One of my factors for whether it’s worth it is if I have a vision of what I want and know that I won’t be able to find it elsewhere. When I graduated college I purchased a simple unfinished wood dresser around the price point of an ikea dresser. I spent $8 on a wood burning kit and spent several nights after work removing each drawer face and painstakingly burning a pattern into the wood and staining the thing. I had some happy accidents along the way and it doesn’t look like what I originally imagined, but it’s even better. More than 10 years later it’s still perfect, and still one of a kind. Oh, and I’m not ashamed to admit that when people tell me it’s cool I love boasting about the work I did!
I’ve declared myself to be the ‘80% person’. Everything I try turns out 80% ok. Lots of room for improvement, but not too bad.
My dad was handicapped, and often required me to do a lot of chores/odds and ends under his guidance. I think it steered me to be more capable around tools and household repairs than I otherwise would have been. I’m definitely the go-to person in my house, and hope to pass that onto my daughter. Traditional gender roles be damned 🙂
Will you share your technique for the reupholstery? I’ve been pondering a similar project to revive an old family loveseat.

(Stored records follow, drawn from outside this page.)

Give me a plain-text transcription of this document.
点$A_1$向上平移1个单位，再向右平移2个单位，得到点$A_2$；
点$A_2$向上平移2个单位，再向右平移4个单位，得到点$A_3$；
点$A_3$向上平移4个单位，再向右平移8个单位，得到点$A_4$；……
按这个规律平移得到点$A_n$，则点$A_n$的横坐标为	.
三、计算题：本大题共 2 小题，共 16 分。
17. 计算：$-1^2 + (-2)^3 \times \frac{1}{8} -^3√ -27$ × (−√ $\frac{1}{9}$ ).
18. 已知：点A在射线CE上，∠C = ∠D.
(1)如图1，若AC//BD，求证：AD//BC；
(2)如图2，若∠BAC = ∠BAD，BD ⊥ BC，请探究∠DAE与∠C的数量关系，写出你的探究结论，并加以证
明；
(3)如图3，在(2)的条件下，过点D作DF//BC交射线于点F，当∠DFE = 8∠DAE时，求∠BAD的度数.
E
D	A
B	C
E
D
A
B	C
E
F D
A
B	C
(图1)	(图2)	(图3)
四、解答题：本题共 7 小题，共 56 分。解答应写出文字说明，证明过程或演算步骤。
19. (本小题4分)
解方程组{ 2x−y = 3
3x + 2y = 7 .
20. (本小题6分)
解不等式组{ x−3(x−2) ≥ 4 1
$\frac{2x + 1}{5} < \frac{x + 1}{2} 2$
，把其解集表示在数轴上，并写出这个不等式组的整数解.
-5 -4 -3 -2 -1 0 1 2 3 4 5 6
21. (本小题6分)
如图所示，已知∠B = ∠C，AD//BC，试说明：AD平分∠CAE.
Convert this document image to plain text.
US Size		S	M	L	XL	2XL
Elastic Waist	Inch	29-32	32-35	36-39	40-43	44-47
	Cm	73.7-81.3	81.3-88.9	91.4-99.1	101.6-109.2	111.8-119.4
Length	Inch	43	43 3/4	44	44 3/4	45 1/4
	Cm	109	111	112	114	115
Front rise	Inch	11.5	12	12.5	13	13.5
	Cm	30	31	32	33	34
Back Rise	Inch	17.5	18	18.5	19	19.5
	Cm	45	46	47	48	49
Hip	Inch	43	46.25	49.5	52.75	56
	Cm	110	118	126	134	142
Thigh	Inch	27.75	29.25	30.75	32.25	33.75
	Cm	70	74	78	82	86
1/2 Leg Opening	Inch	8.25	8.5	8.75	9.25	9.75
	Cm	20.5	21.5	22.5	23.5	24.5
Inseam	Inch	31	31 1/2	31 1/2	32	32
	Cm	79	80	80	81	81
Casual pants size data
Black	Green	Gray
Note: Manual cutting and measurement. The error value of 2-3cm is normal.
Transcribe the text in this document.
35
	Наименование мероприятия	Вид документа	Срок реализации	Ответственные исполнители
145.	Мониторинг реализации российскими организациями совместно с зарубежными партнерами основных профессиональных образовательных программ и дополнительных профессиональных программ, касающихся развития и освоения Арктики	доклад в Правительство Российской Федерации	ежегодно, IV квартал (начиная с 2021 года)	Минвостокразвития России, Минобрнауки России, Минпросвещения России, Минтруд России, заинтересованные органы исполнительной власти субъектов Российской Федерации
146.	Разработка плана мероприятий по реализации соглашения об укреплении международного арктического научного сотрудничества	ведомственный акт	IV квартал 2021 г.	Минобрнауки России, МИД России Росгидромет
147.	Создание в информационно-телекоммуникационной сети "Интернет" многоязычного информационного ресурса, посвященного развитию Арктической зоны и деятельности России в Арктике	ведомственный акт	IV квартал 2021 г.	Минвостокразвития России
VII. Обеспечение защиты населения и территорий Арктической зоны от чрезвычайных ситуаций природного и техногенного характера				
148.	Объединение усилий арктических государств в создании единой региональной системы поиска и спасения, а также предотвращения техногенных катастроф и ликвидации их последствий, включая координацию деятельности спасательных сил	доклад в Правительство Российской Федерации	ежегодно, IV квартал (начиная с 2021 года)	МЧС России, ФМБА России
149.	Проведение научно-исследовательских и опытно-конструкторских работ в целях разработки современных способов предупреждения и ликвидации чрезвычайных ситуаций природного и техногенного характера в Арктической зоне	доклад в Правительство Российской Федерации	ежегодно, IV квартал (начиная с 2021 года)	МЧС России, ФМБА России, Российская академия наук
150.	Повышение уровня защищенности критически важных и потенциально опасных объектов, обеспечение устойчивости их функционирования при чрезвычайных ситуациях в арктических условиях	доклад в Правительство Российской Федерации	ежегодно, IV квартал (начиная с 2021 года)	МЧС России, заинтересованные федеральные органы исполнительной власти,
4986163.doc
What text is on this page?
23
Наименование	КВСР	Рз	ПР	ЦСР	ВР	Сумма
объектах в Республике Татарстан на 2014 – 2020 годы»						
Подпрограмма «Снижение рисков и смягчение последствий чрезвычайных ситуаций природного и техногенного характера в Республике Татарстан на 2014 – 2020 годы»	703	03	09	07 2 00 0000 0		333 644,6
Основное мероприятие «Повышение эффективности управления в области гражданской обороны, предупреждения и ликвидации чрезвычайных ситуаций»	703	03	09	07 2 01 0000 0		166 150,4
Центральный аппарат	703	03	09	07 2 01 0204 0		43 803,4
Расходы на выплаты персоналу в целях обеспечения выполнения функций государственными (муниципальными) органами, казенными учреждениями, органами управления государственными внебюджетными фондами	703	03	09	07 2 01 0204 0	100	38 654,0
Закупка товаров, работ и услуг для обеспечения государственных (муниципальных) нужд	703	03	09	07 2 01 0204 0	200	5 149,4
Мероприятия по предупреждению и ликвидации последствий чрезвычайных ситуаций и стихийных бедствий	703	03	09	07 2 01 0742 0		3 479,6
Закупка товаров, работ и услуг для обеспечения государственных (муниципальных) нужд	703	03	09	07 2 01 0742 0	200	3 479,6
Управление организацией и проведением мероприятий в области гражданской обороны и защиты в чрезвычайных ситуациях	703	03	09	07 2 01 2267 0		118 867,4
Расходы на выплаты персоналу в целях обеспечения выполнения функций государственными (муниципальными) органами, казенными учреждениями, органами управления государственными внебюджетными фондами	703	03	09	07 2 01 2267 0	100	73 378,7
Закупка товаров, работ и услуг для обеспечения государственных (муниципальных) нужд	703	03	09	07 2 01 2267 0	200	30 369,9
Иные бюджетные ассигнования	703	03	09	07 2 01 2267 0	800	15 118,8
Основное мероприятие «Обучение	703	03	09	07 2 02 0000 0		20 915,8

This is lovely and refreshing. We have our share of free to us furniture that has needed some DIY love and I have loved every minute of it. The stories behind these items cannot be beat. The one thing however, that I had never expected, or ever even thought of really, was that my teen daughter would take one of these precious items and rework it to her own liking and enjoyment. That has been a marvel to watch and a clear testament that my creativity has rubbed off on (at least one) of my children. Pure delight.
I spent Money transporting half a truckload of my grandmother’s things to our holiday home. Then I spent a summer dismantling two old armchairs – one wing-back from the mid-70s and one upholstered rocker from the 30s, both too old and smelly to just slipcover. After a few months in the house, there was a distinct whiff, so I stripped them both back to the wood and springs – yes, about 398645 tacks held it all together. But the structure of both is sound, just the rocker lock mechanism needs a small repair. This summer I simply don’t have time to reconstruct, but I have wool stuffing and nice upholstery fabrics and have found out where to get my supplies (the house is in a different country to where I normally live…), so next summer I will be spending many an hour doing a trial-and-error job to achieve, hopefully, an attractive and useful result.
The chairs are worth it to me because one was my grandad’s retirement chair and the other from the early days of my grandparents’ marriage. My granny lived in her house for 80 years and was my safe place. My mom was born in the house and raised there, though she never lived there after the age of 18 until she went to care for her mom aged 70. I lived with the furniture for two years as a teenager staying with my grandparents. I loved my grandparents and they were wonderful role models. So the chairs are worth it!! But only to me.
I had two other old chairs reupholstered professionally for a LOT of money, with fabric that means something to me. But I am not as attached to them as I think I am to these two old reminders of two lives very well spent… We shall see.